AMY GOODMAN: Ricardo Salvador, what can the pandemic teach us about treating hunger?

RICARDO SALVADOR: Well, the pandemic is an instance of a disruption that has been global, in this particular instance, but let’s go to one of the hot spots of hunger in the world right now that I’ve mentioned already, the country of Yemen. It is a civil war that is a proxy war being fought by Iran and Saudi Arabia. It has gone on for five years. The United States is a part of this war on the side of Saudi Arabia, backing Saudi Arabia, providing armaments, providing moral justification. It is a country that would not be able to provide for its own food. It is primarily a desert country. So, 80% of its food is imported. If you disrupt the economic system there, as the war had done prior to the pandemic, then that means that people are going to be vulnerable.
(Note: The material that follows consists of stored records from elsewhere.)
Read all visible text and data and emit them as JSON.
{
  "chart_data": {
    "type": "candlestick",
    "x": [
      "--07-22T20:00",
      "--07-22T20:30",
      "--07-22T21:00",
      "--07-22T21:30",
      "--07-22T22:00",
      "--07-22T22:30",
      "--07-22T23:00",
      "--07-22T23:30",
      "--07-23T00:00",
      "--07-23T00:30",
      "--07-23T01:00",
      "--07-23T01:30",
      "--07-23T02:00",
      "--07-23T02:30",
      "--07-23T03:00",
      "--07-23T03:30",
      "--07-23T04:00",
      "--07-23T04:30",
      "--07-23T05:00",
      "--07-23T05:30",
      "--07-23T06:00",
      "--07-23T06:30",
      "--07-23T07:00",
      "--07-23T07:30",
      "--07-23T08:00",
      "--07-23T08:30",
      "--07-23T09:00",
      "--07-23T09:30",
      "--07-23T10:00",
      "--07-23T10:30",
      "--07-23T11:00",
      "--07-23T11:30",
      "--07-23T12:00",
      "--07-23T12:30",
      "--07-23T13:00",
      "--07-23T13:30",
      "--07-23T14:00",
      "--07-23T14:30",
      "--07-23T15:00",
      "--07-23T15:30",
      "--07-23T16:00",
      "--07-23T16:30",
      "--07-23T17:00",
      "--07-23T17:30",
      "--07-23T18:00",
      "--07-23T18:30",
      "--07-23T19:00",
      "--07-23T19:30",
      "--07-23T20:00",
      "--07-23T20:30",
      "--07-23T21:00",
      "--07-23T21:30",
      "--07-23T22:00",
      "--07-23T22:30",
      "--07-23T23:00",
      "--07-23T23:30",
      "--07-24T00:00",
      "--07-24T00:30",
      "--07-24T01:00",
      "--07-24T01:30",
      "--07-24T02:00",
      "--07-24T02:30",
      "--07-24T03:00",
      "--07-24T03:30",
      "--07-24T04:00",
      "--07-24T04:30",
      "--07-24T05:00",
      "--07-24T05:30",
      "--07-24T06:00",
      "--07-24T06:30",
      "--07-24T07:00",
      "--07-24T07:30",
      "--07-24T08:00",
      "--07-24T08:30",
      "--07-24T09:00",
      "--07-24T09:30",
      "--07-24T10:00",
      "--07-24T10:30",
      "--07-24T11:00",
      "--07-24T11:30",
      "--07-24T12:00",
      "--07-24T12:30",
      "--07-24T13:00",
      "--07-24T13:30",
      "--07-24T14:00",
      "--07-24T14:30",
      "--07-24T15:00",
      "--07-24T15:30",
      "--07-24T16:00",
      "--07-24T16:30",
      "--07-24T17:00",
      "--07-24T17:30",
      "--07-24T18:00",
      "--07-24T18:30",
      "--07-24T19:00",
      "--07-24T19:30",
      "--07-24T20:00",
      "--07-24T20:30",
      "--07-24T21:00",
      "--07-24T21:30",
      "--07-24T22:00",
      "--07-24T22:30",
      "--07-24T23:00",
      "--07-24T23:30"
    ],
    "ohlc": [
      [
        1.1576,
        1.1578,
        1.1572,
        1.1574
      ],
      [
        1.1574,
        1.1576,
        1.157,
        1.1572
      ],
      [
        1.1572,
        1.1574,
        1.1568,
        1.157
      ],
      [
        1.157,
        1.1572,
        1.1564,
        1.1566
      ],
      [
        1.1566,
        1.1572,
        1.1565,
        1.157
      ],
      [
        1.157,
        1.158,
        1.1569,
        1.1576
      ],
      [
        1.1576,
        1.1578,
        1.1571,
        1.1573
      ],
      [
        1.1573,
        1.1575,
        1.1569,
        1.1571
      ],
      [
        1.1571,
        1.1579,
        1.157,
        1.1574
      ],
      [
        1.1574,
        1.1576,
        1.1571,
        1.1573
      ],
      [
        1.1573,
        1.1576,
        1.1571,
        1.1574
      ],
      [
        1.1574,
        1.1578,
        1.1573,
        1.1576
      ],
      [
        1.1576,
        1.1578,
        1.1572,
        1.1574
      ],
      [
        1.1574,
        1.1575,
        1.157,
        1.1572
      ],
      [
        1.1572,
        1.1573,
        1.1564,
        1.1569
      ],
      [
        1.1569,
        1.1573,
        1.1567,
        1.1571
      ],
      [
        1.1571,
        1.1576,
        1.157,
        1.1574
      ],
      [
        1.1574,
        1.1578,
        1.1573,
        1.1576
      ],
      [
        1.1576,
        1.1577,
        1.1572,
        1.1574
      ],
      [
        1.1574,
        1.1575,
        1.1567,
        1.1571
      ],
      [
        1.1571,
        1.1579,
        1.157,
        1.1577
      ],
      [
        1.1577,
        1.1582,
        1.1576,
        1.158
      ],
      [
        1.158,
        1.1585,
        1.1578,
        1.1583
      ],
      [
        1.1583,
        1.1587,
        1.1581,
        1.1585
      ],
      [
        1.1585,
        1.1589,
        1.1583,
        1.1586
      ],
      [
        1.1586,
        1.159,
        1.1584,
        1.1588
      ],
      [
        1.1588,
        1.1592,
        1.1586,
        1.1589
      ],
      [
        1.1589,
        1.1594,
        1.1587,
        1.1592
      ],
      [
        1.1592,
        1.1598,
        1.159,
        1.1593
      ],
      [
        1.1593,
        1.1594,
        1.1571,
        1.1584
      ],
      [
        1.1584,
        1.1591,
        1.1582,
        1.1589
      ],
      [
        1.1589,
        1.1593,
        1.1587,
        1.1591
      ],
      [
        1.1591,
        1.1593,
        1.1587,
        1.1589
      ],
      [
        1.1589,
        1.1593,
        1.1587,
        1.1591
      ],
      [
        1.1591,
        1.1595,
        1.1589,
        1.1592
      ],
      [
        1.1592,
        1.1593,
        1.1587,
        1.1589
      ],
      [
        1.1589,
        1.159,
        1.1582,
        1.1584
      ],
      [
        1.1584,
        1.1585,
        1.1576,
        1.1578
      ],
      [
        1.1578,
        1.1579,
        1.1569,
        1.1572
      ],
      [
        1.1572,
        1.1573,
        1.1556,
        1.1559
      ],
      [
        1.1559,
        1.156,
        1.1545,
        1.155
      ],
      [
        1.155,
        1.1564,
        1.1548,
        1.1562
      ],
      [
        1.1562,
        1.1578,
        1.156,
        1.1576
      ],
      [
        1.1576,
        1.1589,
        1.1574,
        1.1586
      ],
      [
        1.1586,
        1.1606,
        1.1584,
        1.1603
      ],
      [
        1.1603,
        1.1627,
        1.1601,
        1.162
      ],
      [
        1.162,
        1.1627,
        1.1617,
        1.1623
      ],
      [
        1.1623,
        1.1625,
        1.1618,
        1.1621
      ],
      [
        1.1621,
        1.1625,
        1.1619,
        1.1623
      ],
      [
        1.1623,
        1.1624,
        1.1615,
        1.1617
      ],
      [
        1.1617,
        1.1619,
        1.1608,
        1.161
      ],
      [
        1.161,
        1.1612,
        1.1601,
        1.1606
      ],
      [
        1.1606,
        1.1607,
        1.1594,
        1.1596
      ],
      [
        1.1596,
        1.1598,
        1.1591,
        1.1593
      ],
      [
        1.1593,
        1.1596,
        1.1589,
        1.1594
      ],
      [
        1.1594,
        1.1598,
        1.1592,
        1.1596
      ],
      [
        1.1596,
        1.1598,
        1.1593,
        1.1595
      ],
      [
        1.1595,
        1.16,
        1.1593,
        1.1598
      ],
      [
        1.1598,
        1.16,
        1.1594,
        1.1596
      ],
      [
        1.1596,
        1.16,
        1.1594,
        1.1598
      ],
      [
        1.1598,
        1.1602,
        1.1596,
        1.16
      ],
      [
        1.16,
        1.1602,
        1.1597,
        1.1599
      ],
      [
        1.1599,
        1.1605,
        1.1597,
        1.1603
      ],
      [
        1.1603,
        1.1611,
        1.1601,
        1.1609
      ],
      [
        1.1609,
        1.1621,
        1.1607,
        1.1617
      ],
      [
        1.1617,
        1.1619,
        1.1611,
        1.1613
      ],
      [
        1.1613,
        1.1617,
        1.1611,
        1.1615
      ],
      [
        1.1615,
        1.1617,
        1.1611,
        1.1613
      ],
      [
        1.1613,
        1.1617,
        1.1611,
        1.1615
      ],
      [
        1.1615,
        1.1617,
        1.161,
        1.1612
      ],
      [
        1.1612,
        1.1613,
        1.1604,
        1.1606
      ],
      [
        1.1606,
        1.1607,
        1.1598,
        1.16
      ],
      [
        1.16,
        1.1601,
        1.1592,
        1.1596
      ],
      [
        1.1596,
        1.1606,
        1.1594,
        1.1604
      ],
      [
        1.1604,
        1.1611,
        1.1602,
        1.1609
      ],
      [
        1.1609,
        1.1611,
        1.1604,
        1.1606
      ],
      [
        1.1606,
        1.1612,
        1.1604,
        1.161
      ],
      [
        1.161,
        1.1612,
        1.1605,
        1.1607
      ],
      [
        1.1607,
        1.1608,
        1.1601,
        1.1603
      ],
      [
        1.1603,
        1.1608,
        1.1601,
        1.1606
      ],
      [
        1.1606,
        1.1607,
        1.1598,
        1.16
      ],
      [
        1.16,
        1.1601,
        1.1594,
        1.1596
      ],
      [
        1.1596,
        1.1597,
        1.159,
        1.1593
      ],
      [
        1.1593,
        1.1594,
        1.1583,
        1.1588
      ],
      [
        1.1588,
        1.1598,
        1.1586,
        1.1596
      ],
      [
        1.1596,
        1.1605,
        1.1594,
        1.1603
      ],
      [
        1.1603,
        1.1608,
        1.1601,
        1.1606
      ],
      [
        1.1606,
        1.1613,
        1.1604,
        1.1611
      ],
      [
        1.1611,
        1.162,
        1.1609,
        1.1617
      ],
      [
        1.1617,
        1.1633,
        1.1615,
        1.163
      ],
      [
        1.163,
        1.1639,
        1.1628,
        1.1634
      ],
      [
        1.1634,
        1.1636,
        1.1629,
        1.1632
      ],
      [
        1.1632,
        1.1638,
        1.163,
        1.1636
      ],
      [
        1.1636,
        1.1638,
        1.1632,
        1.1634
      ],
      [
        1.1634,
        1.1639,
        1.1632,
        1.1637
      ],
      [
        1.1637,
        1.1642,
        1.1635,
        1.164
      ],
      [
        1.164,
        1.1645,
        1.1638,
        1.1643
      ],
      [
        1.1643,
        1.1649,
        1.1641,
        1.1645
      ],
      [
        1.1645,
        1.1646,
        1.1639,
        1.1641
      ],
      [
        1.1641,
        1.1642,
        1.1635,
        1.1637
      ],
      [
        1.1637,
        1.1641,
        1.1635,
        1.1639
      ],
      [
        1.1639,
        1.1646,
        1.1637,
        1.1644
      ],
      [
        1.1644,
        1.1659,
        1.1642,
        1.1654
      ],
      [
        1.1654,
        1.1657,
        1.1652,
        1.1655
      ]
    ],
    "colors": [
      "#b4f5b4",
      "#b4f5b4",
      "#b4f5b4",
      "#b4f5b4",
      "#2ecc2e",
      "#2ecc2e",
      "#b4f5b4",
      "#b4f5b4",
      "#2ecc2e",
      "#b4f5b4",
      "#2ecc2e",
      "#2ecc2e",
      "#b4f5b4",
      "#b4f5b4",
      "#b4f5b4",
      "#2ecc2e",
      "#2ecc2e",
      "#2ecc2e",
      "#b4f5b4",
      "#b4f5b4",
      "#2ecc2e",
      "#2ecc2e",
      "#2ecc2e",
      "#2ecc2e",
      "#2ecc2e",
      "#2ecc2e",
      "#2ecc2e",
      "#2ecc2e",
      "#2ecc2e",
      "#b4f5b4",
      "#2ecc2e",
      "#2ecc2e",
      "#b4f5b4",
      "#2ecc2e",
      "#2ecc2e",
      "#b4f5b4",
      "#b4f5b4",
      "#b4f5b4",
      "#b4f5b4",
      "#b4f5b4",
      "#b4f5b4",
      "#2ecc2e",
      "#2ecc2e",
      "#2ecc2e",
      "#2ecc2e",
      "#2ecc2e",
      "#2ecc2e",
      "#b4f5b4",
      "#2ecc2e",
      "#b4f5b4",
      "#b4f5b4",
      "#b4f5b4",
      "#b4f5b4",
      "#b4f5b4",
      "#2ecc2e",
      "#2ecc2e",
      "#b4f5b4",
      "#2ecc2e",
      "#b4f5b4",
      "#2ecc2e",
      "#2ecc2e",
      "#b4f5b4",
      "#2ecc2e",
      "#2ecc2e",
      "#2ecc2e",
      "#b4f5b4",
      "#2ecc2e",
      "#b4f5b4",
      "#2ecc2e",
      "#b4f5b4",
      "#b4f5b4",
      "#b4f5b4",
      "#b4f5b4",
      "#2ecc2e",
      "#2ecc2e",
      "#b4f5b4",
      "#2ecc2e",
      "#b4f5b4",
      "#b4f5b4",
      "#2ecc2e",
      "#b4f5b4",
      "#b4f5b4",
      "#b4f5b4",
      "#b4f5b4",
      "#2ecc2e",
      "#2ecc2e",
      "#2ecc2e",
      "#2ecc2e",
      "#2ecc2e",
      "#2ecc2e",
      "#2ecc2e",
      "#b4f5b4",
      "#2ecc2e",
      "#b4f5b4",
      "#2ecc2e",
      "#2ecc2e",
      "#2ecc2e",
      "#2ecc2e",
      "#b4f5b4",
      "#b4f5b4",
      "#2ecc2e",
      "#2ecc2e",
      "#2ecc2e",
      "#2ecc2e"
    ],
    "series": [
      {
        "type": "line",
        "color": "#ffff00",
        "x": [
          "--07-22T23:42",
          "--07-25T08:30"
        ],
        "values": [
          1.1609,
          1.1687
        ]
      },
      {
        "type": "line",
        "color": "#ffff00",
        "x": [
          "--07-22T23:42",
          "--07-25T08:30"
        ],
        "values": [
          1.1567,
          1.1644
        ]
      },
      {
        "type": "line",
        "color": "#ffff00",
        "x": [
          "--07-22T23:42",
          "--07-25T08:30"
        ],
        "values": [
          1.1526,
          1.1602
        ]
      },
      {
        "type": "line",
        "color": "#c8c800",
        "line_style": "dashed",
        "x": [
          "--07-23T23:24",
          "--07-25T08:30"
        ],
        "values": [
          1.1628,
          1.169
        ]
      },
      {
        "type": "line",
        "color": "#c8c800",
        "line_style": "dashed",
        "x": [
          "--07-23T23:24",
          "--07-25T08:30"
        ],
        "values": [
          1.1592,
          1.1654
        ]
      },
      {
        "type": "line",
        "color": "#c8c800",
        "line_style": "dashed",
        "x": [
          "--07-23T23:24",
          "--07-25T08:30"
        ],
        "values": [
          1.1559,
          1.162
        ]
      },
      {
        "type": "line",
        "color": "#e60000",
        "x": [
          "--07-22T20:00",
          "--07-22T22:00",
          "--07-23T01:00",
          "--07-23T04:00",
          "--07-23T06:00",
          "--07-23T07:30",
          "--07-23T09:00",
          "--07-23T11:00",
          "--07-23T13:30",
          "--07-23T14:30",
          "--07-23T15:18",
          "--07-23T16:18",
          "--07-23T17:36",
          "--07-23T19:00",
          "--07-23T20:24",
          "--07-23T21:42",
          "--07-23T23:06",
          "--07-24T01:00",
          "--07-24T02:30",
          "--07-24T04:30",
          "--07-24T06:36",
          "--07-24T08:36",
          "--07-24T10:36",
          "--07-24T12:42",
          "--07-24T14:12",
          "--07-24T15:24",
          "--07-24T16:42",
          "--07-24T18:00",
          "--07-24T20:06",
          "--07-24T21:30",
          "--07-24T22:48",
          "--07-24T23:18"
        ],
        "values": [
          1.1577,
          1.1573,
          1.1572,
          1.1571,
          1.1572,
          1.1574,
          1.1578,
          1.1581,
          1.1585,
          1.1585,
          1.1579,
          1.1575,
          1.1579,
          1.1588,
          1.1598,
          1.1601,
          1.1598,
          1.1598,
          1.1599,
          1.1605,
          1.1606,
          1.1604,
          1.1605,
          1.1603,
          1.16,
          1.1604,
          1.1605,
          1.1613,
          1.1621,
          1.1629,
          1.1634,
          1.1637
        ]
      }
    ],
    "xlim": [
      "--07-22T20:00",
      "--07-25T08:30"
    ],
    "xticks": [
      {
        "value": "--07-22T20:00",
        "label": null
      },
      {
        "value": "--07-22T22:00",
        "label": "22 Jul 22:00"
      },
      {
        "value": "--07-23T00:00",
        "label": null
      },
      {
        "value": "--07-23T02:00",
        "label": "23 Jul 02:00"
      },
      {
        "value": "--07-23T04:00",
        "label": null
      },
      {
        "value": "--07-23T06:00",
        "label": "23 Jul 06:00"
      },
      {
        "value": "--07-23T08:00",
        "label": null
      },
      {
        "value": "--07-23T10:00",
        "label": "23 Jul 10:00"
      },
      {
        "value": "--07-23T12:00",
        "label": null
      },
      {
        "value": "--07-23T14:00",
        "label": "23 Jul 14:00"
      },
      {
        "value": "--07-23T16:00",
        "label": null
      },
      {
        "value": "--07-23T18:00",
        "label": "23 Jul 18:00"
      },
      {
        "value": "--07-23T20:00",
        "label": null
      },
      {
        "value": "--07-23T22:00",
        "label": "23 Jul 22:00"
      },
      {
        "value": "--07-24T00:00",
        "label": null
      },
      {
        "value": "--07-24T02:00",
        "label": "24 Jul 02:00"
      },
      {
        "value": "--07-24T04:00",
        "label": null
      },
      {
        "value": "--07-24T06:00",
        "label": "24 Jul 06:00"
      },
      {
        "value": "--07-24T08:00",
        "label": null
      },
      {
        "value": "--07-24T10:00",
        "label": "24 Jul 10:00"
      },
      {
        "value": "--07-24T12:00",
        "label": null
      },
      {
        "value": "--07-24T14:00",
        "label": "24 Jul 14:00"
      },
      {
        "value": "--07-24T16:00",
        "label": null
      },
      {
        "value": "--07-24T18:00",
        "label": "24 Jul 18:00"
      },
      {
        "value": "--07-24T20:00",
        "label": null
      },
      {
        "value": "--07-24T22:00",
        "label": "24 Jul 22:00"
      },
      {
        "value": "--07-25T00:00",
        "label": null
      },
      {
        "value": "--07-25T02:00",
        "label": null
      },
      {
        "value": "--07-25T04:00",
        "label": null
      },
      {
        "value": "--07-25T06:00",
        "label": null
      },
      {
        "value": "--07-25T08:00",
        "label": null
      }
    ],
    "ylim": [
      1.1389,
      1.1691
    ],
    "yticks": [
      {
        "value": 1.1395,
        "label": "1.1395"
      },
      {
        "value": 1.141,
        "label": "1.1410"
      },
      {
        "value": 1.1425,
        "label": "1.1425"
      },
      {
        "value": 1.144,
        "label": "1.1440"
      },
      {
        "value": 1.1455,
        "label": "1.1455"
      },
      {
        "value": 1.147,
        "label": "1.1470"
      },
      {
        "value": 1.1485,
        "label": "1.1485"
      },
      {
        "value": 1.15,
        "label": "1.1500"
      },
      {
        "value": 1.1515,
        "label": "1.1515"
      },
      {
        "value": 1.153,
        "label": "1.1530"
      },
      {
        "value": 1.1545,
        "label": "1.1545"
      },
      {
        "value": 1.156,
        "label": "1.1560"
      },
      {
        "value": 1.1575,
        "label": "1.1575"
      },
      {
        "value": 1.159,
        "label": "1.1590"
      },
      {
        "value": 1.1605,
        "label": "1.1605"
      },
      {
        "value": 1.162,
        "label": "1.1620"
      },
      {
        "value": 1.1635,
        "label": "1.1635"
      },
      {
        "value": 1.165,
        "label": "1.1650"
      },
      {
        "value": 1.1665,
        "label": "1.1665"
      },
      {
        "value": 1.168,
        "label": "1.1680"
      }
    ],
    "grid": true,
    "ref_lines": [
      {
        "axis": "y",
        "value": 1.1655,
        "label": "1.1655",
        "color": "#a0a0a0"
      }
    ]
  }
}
There will be no actual flow of food. But the pandemic has actually exacerbated that to the point where essentially the 85% of food that has to be imported to meet the demand of the internal population has been disrupted just logistically. Just because of the war, the food cannot get in.

And so, there are two ways that you don’t have access to food. One is the one that I just described, physical access. And I’ve given you an example of a place where a decision is made by people — let’s go to war, and let’s specifically disrupt the food system of Yemen so that it can be vulnerable and we can win the war there — so, an intentional act. Or the other way that you can not have access is because you don’t have the capital, you don’t have the cash. And so, the fundamental thing to remember always in these situations is you must provide access so that people can actually meet their own needs in one of those two ways.

The pandemic itself has actually exacerbated existing vulnerabilities all over the planet. Where people were on the razor’s edge of food sovereignty and survivability, often this has tipped them over the edge. And it has occurred not only in the Global South; it is actually something that exists within the Global North. So, there are populations the size of, say, Sudan, a 50 million total population. That is the number of food-insecure people embedded within the United States.